When you examine scripture, how does the lens of colonization influence how you read and understand those passages? That’s the question asked during Wednesday’s broadcast of Good Medicine, a monthly online conversation with the Co-Moderators of the 224th General Assembly (2020).
The Reverend Gregory Bentley and Ruling Elder Elona Street-Stewart spoke with Jim Bear Jacobs, a member of the Stockbridge-Munsee Mohican Nation, located in central Wisconsin. He also serves as pastor of the Church of All Nations, a multicultural community Presbyterian church, located in Columbia Heights, Minnesota, as part of the Presbytery of the Twin Cities Area. Jacobs is also program director of racial justice for the Minnesota Council of Churches.
“In terms of decolonizing our consciousness, it requires people of faith to begin reexamining the stories that we hold sacred from Scripture and how the lens of colonization influences how we read and understand those stories,” he said. “We are socialized into thinking of things in straight lines. The creative world doesn’t operate in straight lines, it’s circular.”
Jacobs said that by looking through an Indigenous lens, Holy Scriptures can take on a new meaning. But, he adds, that requires Indigenous knowledge and perspective.
“I tell white people to stop bringing their Bible to me and telling me what it says. Instead, bring your Bible and ask me what it says,” he said. “We as Indigenous people retain this precolonial understanding so we can read Scripture apart from the power system and power structures.”
In 2012, Jacobs founded “Healing Minnesota Stories," an effort to promote understanding and healing between Native American and non-Native people, particularly those in various faith communities.
“The initiative functions on the belief that stories have the power to heal ‘because they make invisible pain visible,’” said Street-Stewart. “Jacobs’ work promotes racial and cultural reconciliation through sharing stories and increasing awareness of the value of American Indian language, culture, and a shared history that aims to bring peoples of various communities and faiths together.”
Bentley asked Jacobs his perspective on the impact national monuments like Mount Rushmore have on Indigenous people.
“The mountain itself was known as the Mountain of Six Grandfathers long before the addition of presidential faces,” Jacobs said. “The area is a space that even the U.S. Supreme Court ruled was illegally stolen from the Lakota people.
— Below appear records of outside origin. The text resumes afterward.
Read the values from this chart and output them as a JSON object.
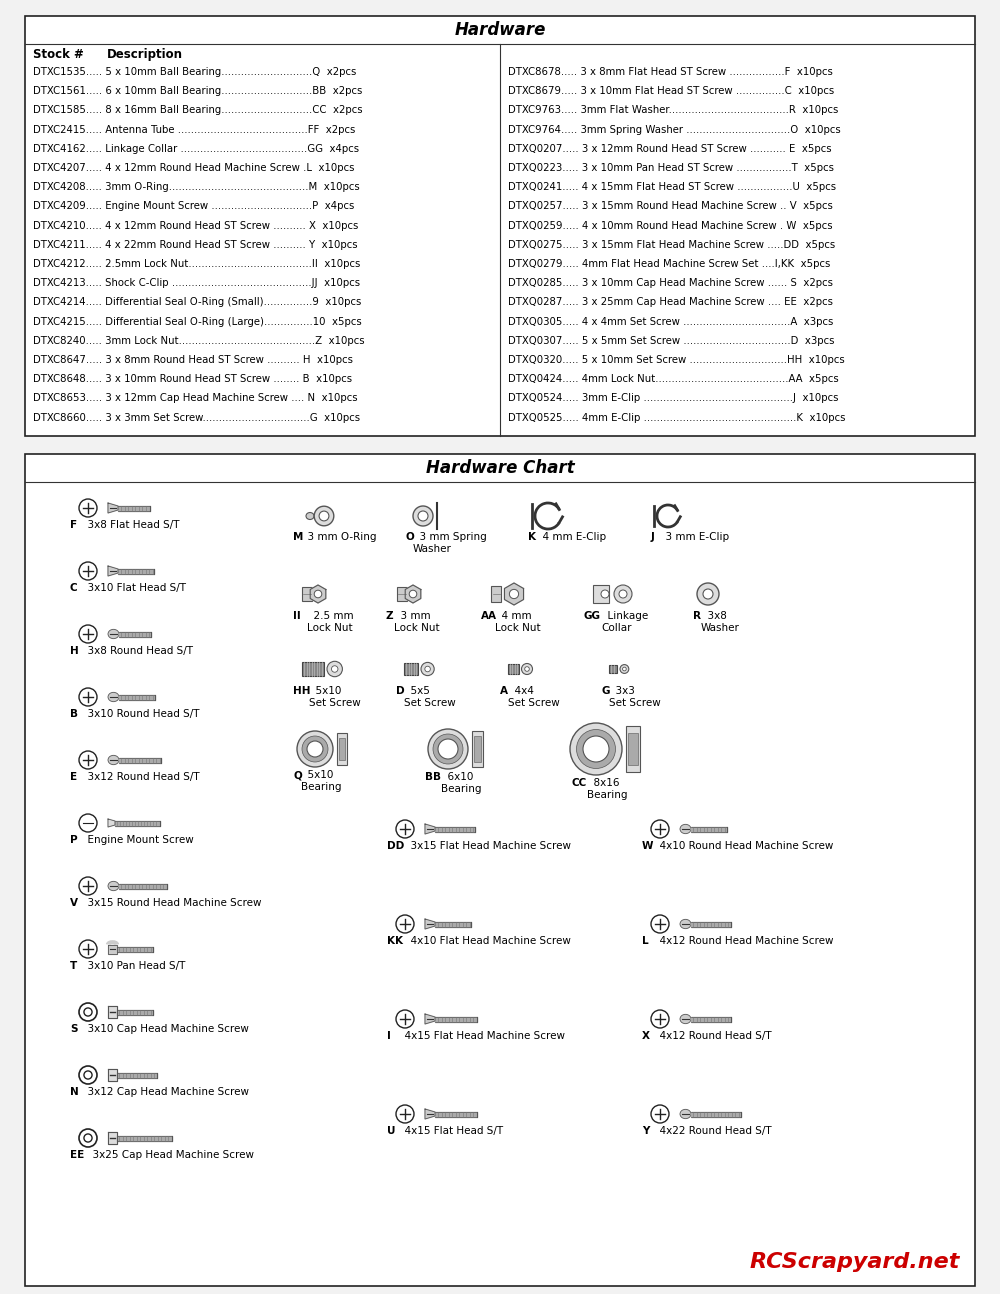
{
  "title": "Hardware",
  "chart_title": "Hardware Chart",
  "watermark": "RCScrapyard.net",
  "left_stock_lines": [
    "DTXC1535..... 5 x 10mm Ball Bearing............................Q  x2pcs",
    "DTXC1561..... 6 x 10mm Ball Bearing............................BB  x2pcs",
    "DTXC1585..... 8 x 16mm Ball Bearing............................CC  x2pcs",
    "DTXC2415..... Antenna Tube ........................................FF  x2pcs",
    "DTXC4162..... Linkage Collar .......................................GG  x4pcs",
    "DTXC4207..... 4 x 12mm Round Head Machine Screw .L  x10pcs",
    "DTXC4208..... 3mm O-Ring...........................................M  x10pcs",
    "DTXC4209..... Engine Mount Screw ...............................P  x4pcs",
    "DTXC4210..... 4 x 12mm Round Head ST Screw .......... X  x10pcs",
    "DTXC4211..... 4 x 22mm Round Head ST Screw .......... Y  x10pcs",
    "DTXC4212..... 2.5mm Lock Nut......................................II  x10pcs",
    "DTXC4213..... Shock C-Clip ...........................................JJ  x10pcs",
    "DTXC4214..... Differential Seal O-Ring (Small)...............9  x10pcs",
    "DTXC4215..... Differential Seal O-Ring (Large)...............10  x5pcs",
    "DTXC8240..... 3mm Lock Nut..........................................Z  x10pcs",
    "DTXC8647..... 3 x 8mm Round Head ST Screw .......... H  x10pcs",
    "DTXC8648..... 3 x 10mm Round Head ST Screw ........ B  x10pcs",
    "DTXC8653..... 3 x 12mm Cap Head Machine Screw .... N  x10pcs",
    "DTXC8660..... 3 x 3mm Set Screw.................................G  x10pcs"
  ],
  "right_stock_lines": [
    "DTXC8678..... 3 x 8mm Flat Head ST Screw .................F  x10pcs",
    "DTXC8679..... 3 x 10mm Flat Head ST Screw ...............C  x10pcs",
    "DTXC9763..... 3mm Flat Washer.....................................R  x10pcs",
    "DTXC9764..... 3mm Spring Washer ................................O  x10pcs",
    "DTXQ0207..... 3 x 12mm Round Head ST Screw ........... E  x5pcs",
    "DTXQ0223..... 3 x 10mm Pan Head ST Screw .................T  x5pcs",
    "DTXQ0241..... 4 x 15mm Flat Head ST Screw .................U  x5pcs",
    "DTXQ0257..... 3 x 15mm Round Head Machine Screw .. V  x5pcs",
    "DTXQ0259..... 4 x 10mm Round Head Machine Screw . W  x5pcs",
    "DTXQ0275..... 3 x 15mm Flat Head Machine Screw .....DD  x5pcs",
    "DTXQ0279..... 4mm Flat Head Machine Screw Set ....I,KK  x5pcs",
    "DTXQ0285..... 3 x 10mm Cap Head Machine Screw ...... S  x2pcs",
    "DTXQ0287..... 3 x 25mm Cap Head Machine Screw .... EE  x2pcs",
    "DTXQ0305..... 4 x 4mm Set Screw .................................A  x3pcs",
    "DTXQ0307..... 5 x 5mm Set Screw .................................D  x3pcs",
    "DTXQ0320..... 5 x 10mm Set Screw ..............................HH  x10pcs",
    "DTXQ0424..... 4mm Lock Nut.........................................AA  x5pcs",
    "DTXQ0524..... 3mm E-Clip ..............................................J  x10pcs",
    "DTXQ0525..... 4mm E-Clip ...............................................K  x10pcs"
  ],
  "bg_color": "#f2f2f2",
  "box_bg": "#ffffff",
  "box_border": "#222222"
}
It was and still is a violation of treaty for white people to occupy that space.”
Jacobs added that none of the four presidents on the mountainside are heroes for Native people.
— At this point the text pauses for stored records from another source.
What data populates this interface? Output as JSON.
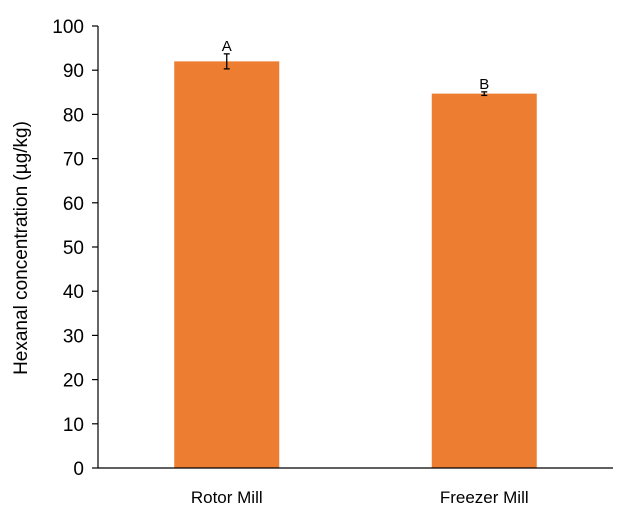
{
  "chart_data": {
    "type": "bar",
    "title": "",
    "xlabel": "",
    "ylabel": "Hexanal concentration (µg/kg)",
    "categories": [
      "Rotor Mill",
      "Freezer Mill"
    ],
    "values": [
      92,
      84.7
    ],
    "error": [
      1.7,
      0.4
    ],
    "significance_labels": [
      "A",
      "B"
    ],
    "ylim": [
      0,
      100
    ],
    "yticks": [
      "0",
      "10",
      "20",
      "30",
      "40",
      "50",
      "60",
      "70",
      "80",
      "90",
      "100"
    ],
    "grid": false,
    "legend": "none",
    "bar_color": "#ED7D31"
  }
}
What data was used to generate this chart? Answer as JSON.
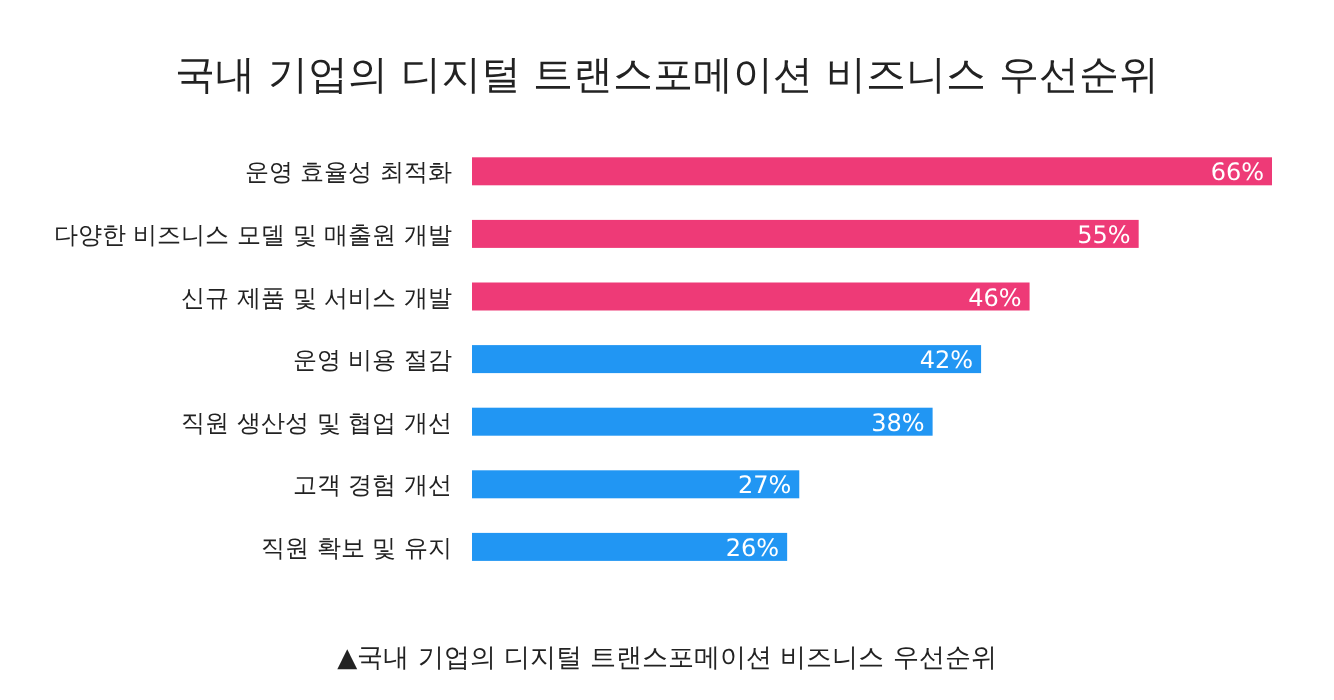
{
  "chart_data": {
    "type": "bar",
    "orientation": "horizontal",
    "title": "국내 기업의 디지털 트랜스포메이션 비즈니스 우선순위",
    "categories": [
      "운영 효율성 최적화",
      "다양한 비즈니스 모델 및 매출원 개발",
      "신규 제품 및 서비스 개발",
      "운영 비용 절감",
      "직원 생산성 및 협업 개선",
      "고객 경험 개선",
      "직원 확보 및 유지"
    ],
    "values": [
      66,
      55,
      46,
      42,
      38,
      27,
      26
    ],
    "colors": [
      "#ee3a77",
      "#ee3a77",
      "#ee3a77",
      "#2196f3",
      "#2196f3",
      "#2196f3",
      "#2196f3"
    ],
    "value_labels": [
      "66%",
      "55%",
      "46%",
      "42%",
      "38%",
      "27%",
      "26%"
    ],
    "annotations": [
      "▲국내 기업의 디지털 트랜스포메이션 비즈니스 우선순위"
    ]
  }
}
“Roosevelt was the least detrimental to Native peoples, but under his administration, we lost vast portions of land under the National Parks Act,” he said. “None of those men on that sacred mountain have done anything for Native people.”
“We don’t always see how it is damaging to people who were here long before colonization,” said Bentley. “What does it say to go and celebrate these four presidents when their elevation to this mountain is based on the theft of people? There is a lot of work ahead of us, work that goes against decades and centuries of conditioning, and we have to be intentional in wading through that.”